Heiko: Es ist ein sensibles Zeitfenster gerade. Das alte Erfolgsmodell "Lochis" hat uns so lange begleitet, dass es schwerfällt, loszulassen. Ich verstehe auch, wenn Fans sagen: Ich bin aus dem "Lochis"-Alter rausgewachsen, so geht es uns ja selbst gerade. Normal. Wir entwickeln uns doch alle.
Wo wollt ihr denn genau hin?
Heiko: Wir wollen am liebsten unser Leben lang Musik machen. Wir sehen uns langfristig im Rampenlicht.

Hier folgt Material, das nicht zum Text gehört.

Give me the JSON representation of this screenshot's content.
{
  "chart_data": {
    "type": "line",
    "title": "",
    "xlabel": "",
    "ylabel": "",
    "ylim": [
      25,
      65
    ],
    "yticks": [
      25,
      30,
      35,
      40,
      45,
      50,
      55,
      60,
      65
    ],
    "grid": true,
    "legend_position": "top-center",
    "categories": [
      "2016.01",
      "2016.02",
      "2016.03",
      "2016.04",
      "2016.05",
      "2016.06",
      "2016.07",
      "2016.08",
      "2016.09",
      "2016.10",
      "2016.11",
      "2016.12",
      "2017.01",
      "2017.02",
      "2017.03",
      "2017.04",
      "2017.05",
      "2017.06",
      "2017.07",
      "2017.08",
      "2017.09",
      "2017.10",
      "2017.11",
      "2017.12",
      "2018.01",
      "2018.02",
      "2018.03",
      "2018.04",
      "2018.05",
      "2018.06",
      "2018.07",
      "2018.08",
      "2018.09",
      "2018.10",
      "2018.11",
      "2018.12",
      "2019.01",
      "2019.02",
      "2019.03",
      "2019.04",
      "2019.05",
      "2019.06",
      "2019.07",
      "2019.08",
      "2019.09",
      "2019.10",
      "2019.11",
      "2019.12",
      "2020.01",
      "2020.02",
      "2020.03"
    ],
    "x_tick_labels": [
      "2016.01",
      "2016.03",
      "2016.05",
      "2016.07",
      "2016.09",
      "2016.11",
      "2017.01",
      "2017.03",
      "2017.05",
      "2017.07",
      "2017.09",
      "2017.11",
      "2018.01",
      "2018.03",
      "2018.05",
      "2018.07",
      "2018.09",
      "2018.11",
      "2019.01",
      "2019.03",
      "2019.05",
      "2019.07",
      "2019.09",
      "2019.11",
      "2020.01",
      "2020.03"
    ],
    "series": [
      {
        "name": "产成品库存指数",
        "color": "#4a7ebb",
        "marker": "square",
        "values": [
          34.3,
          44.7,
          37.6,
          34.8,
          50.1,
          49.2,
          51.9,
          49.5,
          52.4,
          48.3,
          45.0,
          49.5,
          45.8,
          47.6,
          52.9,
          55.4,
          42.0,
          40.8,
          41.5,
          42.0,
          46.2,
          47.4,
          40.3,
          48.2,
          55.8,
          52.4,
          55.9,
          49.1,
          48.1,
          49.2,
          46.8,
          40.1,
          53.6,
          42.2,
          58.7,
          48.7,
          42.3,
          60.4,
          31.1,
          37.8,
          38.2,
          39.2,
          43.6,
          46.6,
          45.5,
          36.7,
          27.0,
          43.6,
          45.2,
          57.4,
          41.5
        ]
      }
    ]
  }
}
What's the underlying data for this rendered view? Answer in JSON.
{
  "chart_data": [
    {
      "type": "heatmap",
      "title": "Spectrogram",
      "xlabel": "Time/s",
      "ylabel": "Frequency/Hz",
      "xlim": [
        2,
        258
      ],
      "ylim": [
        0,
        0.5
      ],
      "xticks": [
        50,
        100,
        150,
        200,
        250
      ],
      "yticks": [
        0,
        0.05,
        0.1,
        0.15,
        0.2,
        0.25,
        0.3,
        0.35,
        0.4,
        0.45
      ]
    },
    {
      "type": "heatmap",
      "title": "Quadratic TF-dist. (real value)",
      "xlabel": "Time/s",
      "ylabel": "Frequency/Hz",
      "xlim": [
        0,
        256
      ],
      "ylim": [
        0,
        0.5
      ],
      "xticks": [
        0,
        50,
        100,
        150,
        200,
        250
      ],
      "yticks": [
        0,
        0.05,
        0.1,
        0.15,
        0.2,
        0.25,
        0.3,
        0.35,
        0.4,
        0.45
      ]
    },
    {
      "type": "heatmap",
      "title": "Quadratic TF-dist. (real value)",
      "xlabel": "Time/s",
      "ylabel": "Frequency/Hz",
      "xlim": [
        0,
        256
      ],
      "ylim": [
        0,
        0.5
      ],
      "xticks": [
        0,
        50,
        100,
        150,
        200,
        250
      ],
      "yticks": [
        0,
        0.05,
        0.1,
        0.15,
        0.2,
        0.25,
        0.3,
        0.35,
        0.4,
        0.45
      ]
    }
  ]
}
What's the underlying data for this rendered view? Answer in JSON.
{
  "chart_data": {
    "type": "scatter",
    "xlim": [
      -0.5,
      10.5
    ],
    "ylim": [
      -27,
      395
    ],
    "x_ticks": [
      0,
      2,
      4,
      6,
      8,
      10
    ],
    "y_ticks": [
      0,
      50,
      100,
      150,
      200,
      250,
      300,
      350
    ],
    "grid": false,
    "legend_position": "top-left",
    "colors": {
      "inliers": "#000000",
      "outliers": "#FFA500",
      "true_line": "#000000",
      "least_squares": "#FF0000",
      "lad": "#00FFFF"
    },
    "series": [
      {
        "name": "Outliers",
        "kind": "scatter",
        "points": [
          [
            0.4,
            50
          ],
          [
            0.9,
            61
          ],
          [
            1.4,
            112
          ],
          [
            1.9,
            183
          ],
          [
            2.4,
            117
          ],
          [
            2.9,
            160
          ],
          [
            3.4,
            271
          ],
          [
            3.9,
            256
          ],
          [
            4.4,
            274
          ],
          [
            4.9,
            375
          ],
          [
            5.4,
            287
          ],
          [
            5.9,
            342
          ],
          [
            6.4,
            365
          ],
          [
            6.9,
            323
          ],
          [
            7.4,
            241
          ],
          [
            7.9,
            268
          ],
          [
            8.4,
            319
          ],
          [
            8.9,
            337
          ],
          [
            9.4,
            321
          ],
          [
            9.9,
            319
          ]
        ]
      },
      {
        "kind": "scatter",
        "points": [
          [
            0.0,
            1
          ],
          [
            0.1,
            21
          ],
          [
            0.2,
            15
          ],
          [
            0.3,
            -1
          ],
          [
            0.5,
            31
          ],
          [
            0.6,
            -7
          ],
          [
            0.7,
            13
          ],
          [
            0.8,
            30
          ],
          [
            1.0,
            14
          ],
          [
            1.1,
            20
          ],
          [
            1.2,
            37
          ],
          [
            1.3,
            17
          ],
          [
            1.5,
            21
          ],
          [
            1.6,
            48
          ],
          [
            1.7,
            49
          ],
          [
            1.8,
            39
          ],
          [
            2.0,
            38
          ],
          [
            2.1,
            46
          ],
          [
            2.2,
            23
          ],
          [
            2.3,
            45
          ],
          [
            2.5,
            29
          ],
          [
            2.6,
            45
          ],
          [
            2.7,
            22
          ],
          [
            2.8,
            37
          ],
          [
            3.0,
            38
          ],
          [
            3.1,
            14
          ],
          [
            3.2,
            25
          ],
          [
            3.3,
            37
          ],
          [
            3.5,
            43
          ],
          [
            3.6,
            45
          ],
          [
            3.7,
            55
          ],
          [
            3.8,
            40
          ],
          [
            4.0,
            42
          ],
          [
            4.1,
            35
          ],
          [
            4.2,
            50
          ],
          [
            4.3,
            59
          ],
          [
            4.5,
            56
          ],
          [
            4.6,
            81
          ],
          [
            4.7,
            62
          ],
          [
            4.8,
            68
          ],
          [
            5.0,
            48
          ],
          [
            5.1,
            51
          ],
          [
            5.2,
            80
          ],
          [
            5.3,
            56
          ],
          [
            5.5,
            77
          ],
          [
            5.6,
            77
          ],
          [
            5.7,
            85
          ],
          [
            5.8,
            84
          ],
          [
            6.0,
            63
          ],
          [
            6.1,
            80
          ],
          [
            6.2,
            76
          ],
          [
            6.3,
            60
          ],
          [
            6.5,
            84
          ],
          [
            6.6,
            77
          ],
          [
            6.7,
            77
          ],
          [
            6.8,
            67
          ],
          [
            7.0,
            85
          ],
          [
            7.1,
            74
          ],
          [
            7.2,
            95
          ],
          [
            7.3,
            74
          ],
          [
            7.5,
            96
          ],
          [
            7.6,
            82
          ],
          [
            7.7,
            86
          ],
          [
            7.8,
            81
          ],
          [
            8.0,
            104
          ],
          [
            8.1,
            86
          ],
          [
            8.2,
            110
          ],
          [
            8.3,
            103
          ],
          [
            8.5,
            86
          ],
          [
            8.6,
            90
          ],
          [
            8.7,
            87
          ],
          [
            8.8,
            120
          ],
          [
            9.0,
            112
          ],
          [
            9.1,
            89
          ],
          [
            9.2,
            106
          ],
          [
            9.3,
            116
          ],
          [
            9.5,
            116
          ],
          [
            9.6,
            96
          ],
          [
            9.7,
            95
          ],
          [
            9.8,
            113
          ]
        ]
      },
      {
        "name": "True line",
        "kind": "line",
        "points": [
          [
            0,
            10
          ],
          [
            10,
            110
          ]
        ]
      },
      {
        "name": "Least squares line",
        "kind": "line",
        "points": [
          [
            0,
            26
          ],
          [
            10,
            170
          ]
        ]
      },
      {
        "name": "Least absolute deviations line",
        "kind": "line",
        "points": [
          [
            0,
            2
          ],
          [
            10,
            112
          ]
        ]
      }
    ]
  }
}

Roman: Wir wollen keine kostbare Lebenszeit auf Dinge verschwenden, die uns nicht erfüllen und die uns einfach keinen Spaß machen. Spaß hattet ihr bisher wirklich in einer Überdosis!
Roman: Na ja, wenn andere am Badesee abhingen, waren wir in Hotels oder im Tourbus oder auf Promotion-Tour.
Jammerst du jetzt darüber?
Roman: Nein, wir hatten dabei echt viel Spaß. Dafür bin ich extrem dankbar, aber eine normale Zeit war das nicht. Heiko: Wir haben unser Fachabitur in Frankfurt gemacht. In der Zeit sind wir nach der Schule regelmäßig nach Köln gefahren, hatten Dreharbeiten bis in die Nacht, sind um sechs Uhr morgens mit dem ersten ICE zurück nach Frankfurt und haben dann um acht wieder im Klassenzimmer gesessen.
Wie geht ihr beide mit Konflikten um?
Heiko: Klar, ehrlich, kompromissbereit. Wir bleiben immer im Dialog.
Ihr habt früh Verantwortung getragen, Entscheidungen gefällt, was habt ihr daraus gelernt?
Roman: Entscheidungen brauchen Zeit. Jede Entscheidung hat Konsequenzen.
Heiko: Wir erreichen mit unseren Inhalten unglaublich viele junge Menschen, dafür tragen wir eine Verantwortung. Wir versuchen seit Jahren Vorbilder für gute und positive Werte zu sein.